Le printemps se réveille tout à coup, trop longtemps engourdi par les pluies tardives. Le soleil surgit, brûlant, et l’air vibre devant les montagnes, les terrasses, couvertes d’une étrange végétation, semblent les jardins suspendus de quelque cité asiatique.

Les fleurs ensevelissent le bled. Il y a des champs de soucis oranges, ardents comme un ciel d’été à l’heure du moghreb, et d’autres, dont les liserons bleu pâle étendent une eau paisible, que le vent moire de légers frissons.

Au sortir de Bab Berdaine, le vallon boisé se creuse, se déroule, s’étale voluptueusement entre les collines. Les vignes, enlacées aux grands micocouliers, les arbres fruitiers, les peupliers qui fusent, sveltes et verts, tels les minarets au-dessus de la ville, mettent la fraîcheur de leurs jeunes feuillages parmi les masses rousses des grenadiers bourgeonnants, celles des oliviers gris et des aloès très bleus aux pointes aiguës.

Puis les montagnes s’étagent, imposantes, estompées de brume, sur divers plans, et les plus lointaines s’évanouissent, presque transparentes dans l’atmosphère.

Une végétation sauvage, follement exubérante, envahit le cimetière, effaçant les sentiers et les tombes. Seuls les dômes de quelques marabouts émergent au-dessus de la verdure, dorés par les derniers rayons.

Moments d’un calme divin dans la splendeur.
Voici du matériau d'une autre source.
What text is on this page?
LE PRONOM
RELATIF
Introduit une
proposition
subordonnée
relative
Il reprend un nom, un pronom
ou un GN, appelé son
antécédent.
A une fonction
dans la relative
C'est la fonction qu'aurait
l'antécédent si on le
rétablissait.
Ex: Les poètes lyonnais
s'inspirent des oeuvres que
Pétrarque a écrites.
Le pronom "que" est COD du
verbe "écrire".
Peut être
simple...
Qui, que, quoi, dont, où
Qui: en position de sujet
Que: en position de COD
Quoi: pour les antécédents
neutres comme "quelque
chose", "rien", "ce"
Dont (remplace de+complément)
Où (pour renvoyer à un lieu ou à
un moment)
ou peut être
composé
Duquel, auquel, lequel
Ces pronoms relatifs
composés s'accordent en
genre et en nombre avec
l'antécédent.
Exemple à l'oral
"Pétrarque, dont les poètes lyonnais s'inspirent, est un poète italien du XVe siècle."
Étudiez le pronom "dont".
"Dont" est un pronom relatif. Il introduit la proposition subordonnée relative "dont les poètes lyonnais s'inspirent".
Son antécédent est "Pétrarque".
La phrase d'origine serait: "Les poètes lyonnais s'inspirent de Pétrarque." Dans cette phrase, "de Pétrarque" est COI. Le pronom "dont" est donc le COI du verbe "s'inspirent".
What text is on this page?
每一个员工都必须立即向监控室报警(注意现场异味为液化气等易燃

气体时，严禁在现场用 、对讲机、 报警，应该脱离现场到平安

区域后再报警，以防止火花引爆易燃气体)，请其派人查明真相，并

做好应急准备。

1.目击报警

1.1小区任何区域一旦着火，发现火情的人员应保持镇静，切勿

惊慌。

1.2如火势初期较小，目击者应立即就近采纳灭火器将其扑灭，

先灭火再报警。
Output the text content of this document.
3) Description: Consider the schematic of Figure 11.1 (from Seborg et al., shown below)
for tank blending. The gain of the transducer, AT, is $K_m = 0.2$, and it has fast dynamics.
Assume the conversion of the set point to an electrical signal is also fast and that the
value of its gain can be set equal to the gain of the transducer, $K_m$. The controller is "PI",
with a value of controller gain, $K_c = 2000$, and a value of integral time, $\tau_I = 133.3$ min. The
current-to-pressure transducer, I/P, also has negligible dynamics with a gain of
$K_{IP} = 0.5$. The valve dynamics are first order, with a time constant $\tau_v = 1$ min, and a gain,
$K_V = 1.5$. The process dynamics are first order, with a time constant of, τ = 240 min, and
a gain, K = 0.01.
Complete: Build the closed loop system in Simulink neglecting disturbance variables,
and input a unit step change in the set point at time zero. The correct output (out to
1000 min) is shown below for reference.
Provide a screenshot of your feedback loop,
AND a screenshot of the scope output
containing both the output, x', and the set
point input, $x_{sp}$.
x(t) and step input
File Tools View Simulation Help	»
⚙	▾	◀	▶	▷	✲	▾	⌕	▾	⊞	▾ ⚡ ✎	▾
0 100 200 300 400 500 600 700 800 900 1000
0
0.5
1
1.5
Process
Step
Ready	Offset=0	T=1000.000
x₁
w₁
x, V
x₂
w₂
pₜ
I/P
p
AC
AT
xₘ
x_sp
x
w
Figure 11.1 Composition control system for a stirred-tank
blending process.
Éloignement de tout… À quelle époque, en quel lieu vivons-nous ?…

Il ne faut plus penser, plus savoir… mais se faire une âme simple comme celle de ces Marocains accroupis le long du chemin, qui viennent, chaque soir, contempler silencieusement l’ineffable beauté des choses, qu’ils sentent et ne raisonnent point…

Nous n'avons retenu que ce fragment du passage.